Let's see, considering you hold a pair (let us use 77 as an example) and your opponent has another pair (let us assume 44), we still have 48 cards left. Considering that we have 17296 possible flops. To a set- over-set to occur we need one of the remaining 7s and one of the remaning 4s, so we have about 176 ways of a flop like this ocurring (2*2*44), considering that our probability of success is ~1.01^(-2) or

**~1.02%**, let's call it event A.

After that the probability of having a quad on the turn is around

**~2.22%**, lets call It event B.

Considering that the probability of event A and B happening is around

**0.0226%** (probability of A*probability of B)

That was a quick calculation I made here by hand and calculator, I might be wrong.

Now about the probability of that happening twice in 80 hands, I won't make the calculation, but the probability of that happening is approximately zero.
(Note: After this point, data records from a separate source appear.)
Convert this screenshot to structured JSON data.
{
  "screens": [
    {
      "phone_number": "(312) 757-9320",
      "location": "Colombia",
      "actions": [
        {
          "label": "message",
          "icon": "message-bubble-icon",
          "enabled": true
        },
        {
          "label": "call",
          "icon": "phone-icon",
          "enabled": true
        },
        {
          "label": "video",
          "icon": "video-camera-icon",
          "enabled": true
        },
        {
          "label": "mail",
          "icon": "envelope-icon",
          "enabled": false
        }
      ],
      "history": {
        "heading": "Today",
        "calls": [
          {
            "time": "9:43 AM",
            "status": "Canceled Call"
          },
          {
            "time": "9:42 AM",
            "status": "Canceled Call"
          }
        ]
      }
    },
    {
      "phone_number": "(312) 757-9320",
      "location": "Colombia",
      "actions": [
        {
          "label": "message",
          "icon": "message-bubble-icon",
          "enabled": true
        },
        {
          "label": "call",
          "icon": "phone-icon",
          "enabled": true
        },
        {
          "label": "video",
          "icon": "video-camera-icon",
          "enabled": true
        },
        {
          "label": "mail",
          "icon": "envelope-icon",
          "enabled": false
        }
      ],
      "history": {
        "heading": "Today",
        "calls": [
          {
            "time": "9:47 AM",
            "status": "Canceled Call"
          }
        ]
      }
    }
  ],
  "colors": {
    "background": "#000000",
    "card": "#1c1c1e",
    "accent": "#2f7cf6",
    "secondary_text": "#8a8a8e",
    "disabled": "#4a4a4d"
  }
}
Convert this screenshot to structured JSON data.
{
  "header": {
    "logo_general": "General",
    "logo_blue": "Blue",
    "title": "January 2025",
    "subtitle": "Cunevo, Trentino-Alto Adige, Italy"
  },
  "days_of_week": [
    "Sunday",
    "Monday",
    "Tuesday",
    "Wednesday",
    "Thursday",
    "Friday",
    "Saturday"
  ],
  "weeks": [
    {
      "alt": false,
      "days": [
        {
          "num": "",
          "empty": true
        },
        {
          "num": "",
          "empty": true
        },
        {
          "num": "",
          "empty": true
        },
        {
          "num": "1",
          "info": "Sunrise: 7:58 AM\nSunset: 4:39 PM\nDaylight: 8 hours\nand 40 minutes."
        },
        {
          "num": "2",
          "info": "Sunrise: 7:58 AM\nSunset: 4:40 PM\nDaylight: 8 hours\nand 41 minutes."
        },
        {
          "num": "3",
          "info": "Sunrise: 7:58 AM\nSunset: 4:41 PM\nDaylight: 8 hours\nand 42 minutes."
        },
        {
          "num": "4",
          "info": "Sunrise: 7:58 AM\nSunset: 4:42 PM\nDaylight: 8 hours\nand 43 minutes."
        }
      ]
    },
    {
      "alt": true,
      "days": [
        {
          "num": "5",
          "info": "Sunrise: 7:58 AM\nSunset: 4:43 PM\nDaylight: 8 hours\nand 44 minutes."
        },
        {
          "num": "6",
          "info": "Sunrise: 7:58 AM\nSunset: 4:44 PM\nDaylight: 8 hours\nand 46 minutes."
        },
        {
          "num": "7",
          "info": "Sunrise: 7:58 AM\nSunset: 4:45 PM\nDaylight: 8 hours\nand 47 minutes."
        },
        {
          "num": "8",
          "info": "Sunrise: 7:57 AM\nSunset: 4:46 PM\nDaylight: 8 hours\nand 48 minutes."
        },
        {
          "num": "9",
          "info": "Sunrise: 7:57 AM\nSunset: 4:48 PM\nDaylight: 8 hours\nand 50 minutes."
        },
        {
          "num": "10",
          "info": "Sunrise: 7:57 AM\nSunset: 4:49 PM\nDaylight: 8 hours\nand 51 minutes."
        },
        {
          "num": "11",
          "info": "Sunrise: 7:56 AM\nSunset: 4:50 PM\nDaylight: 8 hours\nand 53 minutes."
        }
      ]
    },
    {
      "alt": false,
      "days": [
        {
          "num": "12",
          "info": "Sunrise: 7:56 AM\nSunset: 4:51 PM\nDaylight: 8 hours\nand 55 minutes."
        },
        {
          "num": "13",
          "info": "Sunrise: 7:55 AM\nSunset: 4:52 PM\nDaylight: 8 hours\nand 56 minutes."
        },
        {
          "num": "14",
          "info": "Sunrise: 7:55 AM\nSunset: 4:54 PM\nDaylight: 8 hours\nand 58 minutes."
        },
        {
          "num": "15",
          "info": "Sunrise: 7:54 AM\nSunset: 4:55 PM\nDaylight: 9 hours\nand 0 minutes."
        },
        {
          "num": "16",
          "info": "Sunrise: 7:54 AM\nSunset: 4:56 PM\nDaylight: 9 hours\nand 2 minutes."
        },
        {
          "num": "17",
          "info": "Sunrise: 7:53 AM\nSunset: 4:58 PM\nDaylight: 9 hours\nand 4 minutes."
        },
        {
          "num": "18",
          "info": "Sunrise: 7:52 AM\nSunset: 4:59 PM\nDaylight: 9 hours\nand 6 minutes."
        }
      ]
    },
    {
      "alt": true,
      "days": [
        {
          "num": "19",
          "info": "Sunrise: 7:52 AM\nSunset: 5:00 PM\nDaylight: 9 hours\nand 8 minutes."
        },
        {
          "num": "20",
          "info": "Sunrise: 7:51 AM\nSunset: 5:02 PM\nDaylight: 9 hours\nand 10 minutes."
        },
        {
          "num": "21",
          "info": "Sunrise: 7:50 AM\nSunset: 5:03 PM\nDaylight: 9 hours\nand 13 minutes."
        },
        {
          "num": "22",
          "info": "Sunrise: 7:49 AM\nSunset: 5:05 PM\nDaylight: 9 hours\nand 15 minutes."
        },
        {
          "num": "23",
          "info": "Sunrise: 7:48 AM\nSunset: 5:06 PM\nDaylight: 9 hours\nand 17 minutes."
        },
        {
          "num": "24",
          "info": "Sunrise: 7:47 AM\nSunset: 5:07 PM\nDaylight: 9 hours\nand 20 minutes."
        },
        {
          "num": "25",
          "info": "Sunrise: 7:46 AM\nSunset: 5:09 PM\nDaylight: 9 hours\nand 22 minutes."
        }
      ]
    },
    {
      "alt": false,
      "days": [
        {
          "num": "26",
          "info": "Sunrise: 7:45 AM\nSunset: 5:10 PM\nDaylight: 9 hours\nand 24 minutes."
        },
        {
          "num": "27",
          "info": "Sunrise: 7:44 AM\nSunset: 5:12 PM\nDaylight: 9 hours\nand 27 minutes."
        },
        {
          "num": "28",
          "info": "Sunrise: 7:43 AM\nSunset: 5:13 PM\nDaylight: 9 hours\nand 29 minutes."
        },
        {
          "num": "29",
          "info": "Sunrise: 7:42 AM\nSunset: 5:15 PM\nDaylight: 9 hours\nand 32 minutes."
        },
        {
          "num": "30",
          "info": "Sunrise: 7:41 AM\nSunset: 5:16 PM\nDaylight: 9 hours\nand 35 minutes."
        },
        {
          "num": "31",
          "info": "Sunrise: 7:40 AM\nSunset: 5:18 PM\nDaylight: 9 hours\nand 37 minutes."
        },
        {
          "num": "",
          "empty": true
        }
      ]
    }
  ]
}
By the way, that's the calculation on a heads-up situation, if we consider that more pairs see the flop the odds can change.

EDIT

When I say "after that the probability of having a quad on the turn is around

**2.22%**" I'm talking about the probability of

**YOUR OPPONENT** turning a quad, the probability of

**YOU or YOUR OPPONENT** turning quads is around

**4.44%** and, considering that, the probability of

**EITHER YOU OR YOUR OPPONENT** having set-over-set and then quads is about

**0.0452%**.

Cheers